My answer: start asking questions. “Why?” and “so what?” work well. It goes like this:
“Why do we need to track the Tivoli Storage Manager node name in our CMDB when it always matches the server name?”
“Do we need to know the specific version of the antivirus software on our desktops? Why isn’t the central AV management console good enough to track this?”
“Why do we need to know that there are 485 MP3s in 48 directories on our Netware file servers? Is the 3 GB they are consuming worth the effort to find them?”
“Seriously, do we ever need to know the speed of the CPUs in a server to make a business decision?”
And the killer: “What happens when we don’t collect this data?”
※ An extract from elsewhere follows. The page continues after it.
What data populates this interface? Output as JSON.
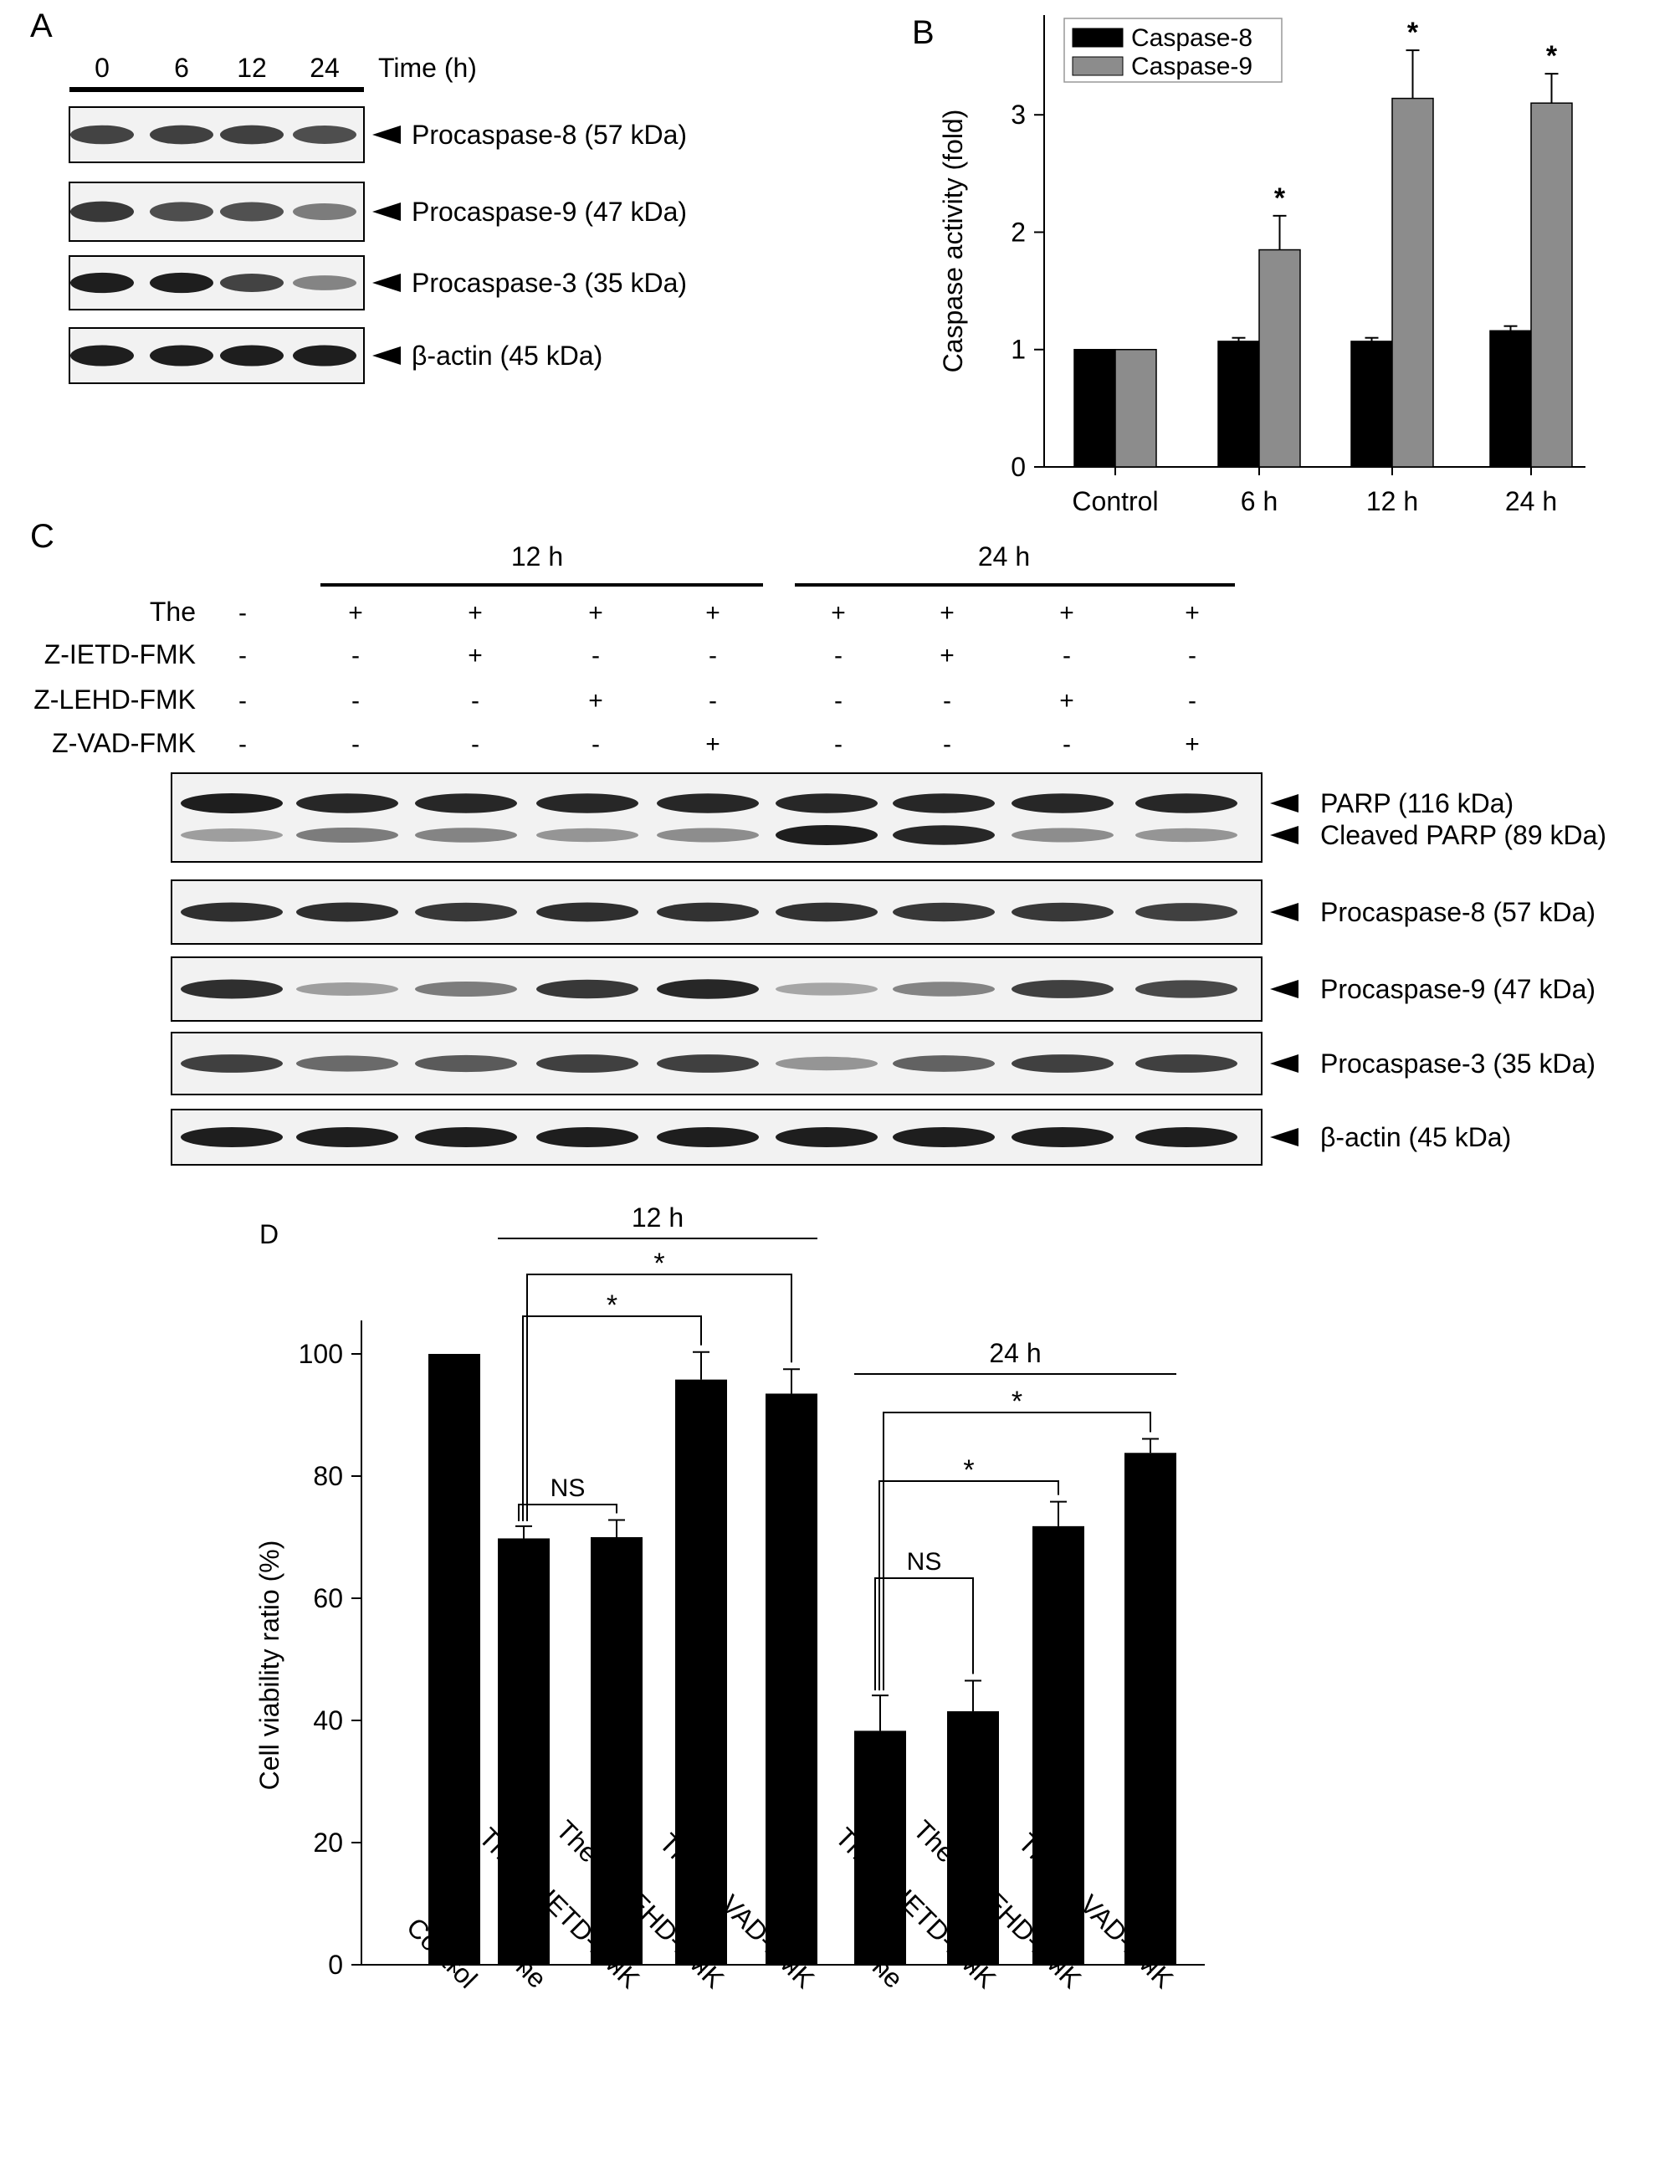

The decision to collect data is always a battle between making life easier for someone and making it difficult for someone else, often many others. You rob these people, your coworkers and friends, of their time, which could be spent advancing the organization. You rob them of money, maybe not directly from their salaries but from budgets that would fund other initiatives, like things that make customers happier, and therefore grow the business.
If you decide that you do need to collect a certain piece of information, ask yourself how often you need to work with it. Every day? Once a year? Once a month? How will you work with it? If you will open it up in Excel do you really need to have it stored in a database? Maybe someone could write a script to gather the data once a month and store it as a file. Sometimes it turns out that data stored in a system is just as hard to use as it is to keep accurate. So why even keep it?
Ask yourself what you really need for data. Ask yourself what will happen when you find you don’t have data you need. Maybe a more general purpose tool to gather the data when it is needed would be more useful than pre-populating it and watching it rot.
Maybe.
All I really know, though, is that all this data we’re keeping is costing us a lot. So let’s only keep what we need.
[0] I might be. Would I be able to tell if I were a moron?
[1] I’ve seen a few CMDB instances that would be better if they scrapped the front end software and just used a database with Crystal Reports.
“All right, Mr. Wiseguy, you’re so clever, you tell us what color it should be.”